Effect of Oxidative Synthesis Conditions on the Performance of Single‐Crystalline LiMn2‐xMxO4 (M = Al, Fe, and Ni) Spinel Cathodes in Lithium‐Ion Batteries

Abstract LiMn 2 O 4 (LMO) spinel cathode materials attract much interest due to the low price of manganese and high power density for lithium‐ion batteries. However, the LMO cathodes suffer from the Mn dissolution problem at particle surfaces, which accelerates capacity fade. Herein, the authors report that the oxidative synthesis condition is a key factor in the cell performance of single‐crystalline LiMn 2‐ x M x O 4 (0.03 ≤ x ≤ 0.1, M = Al, Fe, and Ni) cathode materials prepared at 1000 °C. The use of oxygen flow during the spinel‐phase formation minimizes the presence of oxygen vacancies generated at 1000 °C, thereby yielding a stoichiometrically doped LMO product; otherwise, the spinel cathode prepared in atmospheric air readily loses capacity due to the oxygen vacancies in the structure.
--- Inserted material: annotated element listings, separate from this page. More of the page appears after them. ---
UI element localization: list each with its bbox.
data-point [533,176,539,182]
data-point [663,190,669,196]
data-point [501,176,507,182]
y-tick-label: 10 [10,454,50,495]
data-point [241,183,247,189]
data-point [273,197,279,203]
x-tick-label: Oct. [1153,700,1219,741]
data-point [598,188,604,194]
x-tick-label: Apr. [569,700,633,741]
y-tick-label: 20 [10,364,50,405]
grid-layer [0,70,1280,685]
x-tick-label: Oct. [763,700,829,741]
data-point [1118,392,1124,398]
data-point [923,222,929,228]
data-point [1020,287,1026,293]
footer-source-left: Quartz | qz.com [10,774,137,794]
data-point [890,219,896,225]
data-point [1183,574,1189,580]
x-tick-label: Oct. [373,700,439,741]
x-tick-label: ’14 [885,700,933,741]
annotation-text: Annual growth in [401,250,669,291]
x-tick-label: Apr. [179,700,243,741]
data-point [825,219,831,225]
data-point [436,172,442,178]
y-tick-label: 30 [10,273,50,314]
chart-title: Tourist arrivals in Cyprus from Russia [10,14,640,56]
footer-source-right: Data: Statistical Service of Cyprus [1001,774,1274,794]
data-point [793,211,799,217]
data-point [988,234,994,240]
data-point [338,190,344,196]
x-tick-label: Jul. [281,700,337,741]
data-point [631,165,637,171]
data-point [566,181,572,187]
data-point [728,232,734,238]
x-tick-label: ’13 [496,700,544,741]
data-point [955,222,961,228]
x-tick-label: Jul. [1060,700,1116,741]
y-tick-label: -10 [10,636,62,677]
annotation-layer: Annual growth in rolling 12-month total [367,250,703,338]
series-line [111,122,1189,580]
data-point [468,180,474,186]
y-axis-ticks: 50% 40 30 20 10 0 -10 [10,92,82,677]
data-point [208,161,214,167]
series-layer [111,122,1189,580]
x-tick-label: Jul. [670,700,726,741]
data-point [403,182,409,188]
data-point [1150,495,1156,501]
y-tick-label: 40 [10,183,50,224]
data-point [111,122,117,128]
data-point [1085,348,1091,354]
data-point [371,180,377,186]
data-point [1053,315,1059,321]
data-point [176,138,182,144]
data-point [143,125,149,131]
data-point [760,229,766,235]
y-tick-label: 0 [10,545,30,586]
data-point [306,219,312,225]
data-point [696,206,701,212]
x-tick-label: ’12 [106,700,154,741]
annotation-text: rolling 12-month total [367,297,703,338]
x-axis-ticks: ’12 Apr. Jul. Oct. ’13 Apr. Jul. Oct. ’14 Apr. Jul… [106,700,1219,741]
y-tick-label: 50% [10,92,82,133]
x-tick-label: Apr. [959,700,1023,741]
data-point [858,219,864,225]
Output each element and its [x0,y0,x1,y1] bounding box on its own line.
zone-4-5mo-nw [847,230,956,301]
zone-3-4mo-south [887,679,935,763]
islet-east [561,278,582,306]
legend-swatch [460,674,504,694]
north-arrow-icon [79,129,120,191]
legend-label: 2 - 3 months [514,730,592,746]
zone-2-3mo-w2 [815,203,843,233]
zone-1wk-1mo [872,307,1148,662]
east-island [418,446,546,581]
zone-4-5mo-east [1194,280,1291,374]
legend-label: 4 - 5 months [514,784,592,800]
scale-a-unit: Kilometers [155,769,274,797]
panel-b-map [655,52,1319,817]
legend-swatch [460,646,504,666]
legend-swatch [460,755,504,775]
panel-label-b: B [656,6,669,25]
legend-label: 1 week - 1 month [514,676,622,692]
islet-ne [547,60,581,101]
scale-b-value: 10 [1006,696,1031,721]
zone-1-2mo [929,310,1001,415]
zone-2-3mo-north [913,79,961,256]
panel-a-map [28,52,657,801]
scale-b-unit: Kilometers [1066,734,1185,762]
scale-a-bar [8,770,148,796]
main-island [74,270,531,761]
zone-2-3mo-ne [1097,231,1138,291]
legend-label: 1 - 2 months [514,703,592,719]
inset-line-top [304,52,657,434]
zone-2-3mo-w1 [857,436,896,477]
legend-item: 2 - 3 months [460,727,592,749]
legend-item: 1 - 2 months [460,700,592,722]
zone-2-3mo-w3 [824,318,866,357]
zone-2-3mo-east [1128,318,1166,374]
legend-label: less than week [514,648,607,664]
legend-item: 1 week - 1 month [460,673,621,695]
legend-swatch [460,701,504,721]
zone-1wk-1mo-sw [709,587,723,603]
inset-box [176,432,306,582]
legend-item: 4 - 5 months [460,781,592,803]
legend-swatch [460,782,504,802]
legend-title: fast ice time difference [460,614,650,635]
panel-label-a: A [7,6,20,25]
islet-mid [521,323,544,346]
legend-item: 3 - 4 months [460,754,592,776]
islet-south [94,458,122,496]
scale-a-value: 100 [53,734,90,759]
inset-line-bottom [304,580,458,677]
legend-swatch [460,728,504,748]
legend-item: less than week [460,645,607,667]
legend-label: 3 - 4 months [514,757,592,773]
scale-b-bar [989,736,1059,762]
As a way of circumventing the use of oxygen flow, a one‐pot, two‐step heating in air at 1000 °C and subsequently at 600 °C is used to yield the stoichiometric LMO product. The lithiation heating at 1000–600 ⁰C resulted in a significant improvement in the cycling stability of the prepared LMO cathode in graphite‐based full cells. This study on oxidative synthesis conditions also confirms the advantage of minimizing the surface area of the cathode particles.